The Nyarugenge Intermediate Court on Friday started hearing the case involving a man accused of killing his wife in October last year and burying her in the family home backyard; which he admits.
The court session was held at the scene of crime in Nyabisindu Cell of Remera sector in Gasabo district, where Alfred Karegeya appeared before judges.
The hearing was attended by hundreds of neighbours.
Remera sector falls under the jurisdiction of Nyarugunga Primary Court, which is under Nyarugenge Intermediate Court.
Prosecution pin him on the murder of his wife, Marie Rose Mukeshimana .
He is suspected to have killed his first wife, Consolé Kanakuze as she is nowhere to be found.
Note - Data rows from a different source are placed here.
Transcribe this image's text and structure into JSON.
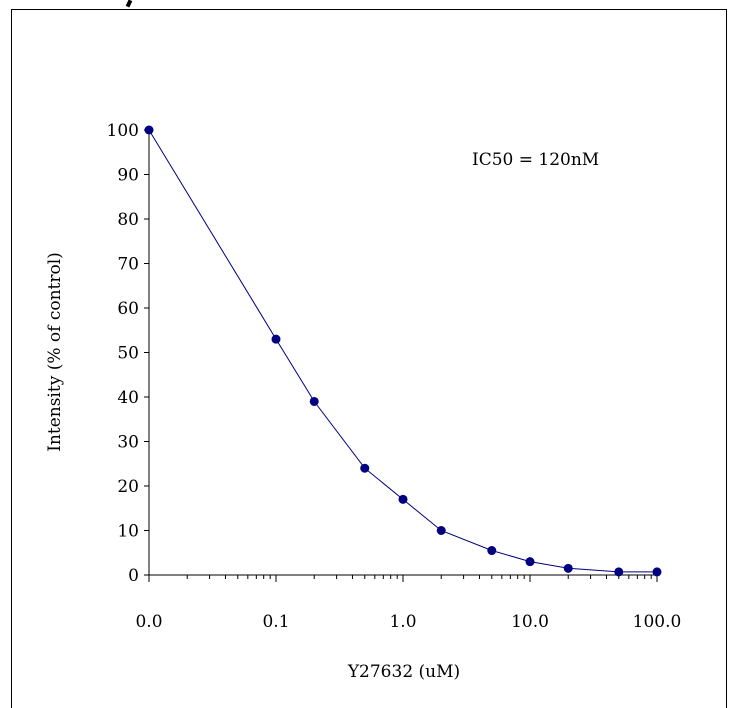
{
  "chart_data": {
    "type": "scatter",
    "title": "",
    "xlabel": "Y27632 (uM)",
    "ylabel": "Intensity (% of control)",
    "x_scale": "log",
    "xlim": [
      0.01,
      100
    ],
    "ylim": [
      0,
      100
    ],
    "x_tick_labels": [
      "0.0",
      "0.1",
      "1.0",
      "10.0",
      "100.0"
    ],
    "x_tick_values": [
      0.01,
      0.1,
      1,
      10,
      100
    ],
    "y_ticks": [
      0,
      10,
      20,
      30,
      40,
      50,
      60,
      70,
      80,
      90,
      100
    ],
    "grid": false,
    "annotation": "IC50 = 120nM",
    "series": [
      {
        "color": "#000080",
        "x": [
          0.01,
          0.1,
          0.2,
          0.5,
          1,
          2,
          5,
          10,
          20,
          50,
          100
        ],
        "y": [
          100,
          53,
          39,
          24,
          17,
          10,
          5.5,
          3,
          1.5,
          0.7,
          0.7
        ]
      }
    ]
  }
}
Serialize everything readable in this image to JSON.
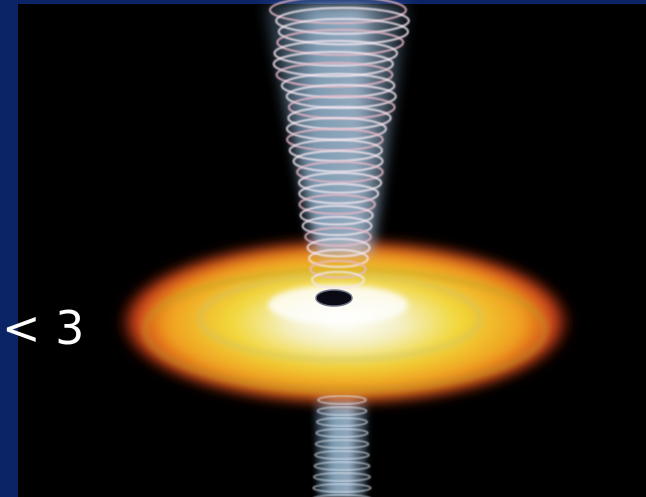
{
  "slide": {
    "caption": "< 3"
  }
}
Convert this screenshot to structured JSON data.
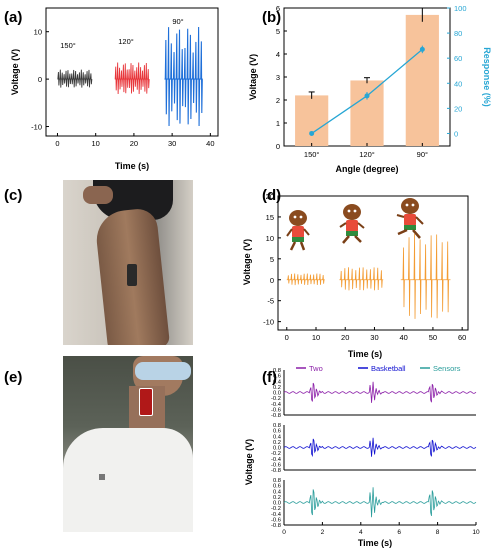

The presiding judge gave time for the defendant to explain himself on charges against him.
He said that in the night of October 13, 2017 he woke up, got a hammer from the living room which he used to hit his wife, who was deep asleep, to death.
He later buried her in backyard before he went to police to report that his wife had gone missing. He claimed that he suspected she might have gone to Kenya.
Then, he planted cabbages on the tomb.
Karegeya claimed that since 2012, he was in an abusive union with his wife and her family, which did not like him.
He added that he had tried to leave her thrice but they always made up and she would return.
He asked for a lenient sentence.
Prosecution says that the accused had planned this act of cruelty for long and cast doubt on the claims of an abusive marriage saying he never filed any compliant with police.
The prosecution said the accused deserved the maximum sentence of life.
The prosecutor insists that given the fact that the whereabouts of his first wife Kanakuze are unknown, this act reveals that he might have done the same to her as her relatives claim, but the accused denied having been married to her.
Also in court on Friday, witnesses Josiane Nyirandikumana and a one Muhayimana who are neighbours to this estranged family, said that the couple had quarrels over the years.
The family of the deceased represented by her mother, Philomène Kajemundimwe demands for reparations equivalent to over Rwf20 million.
The court is due to pass judgment on March 29.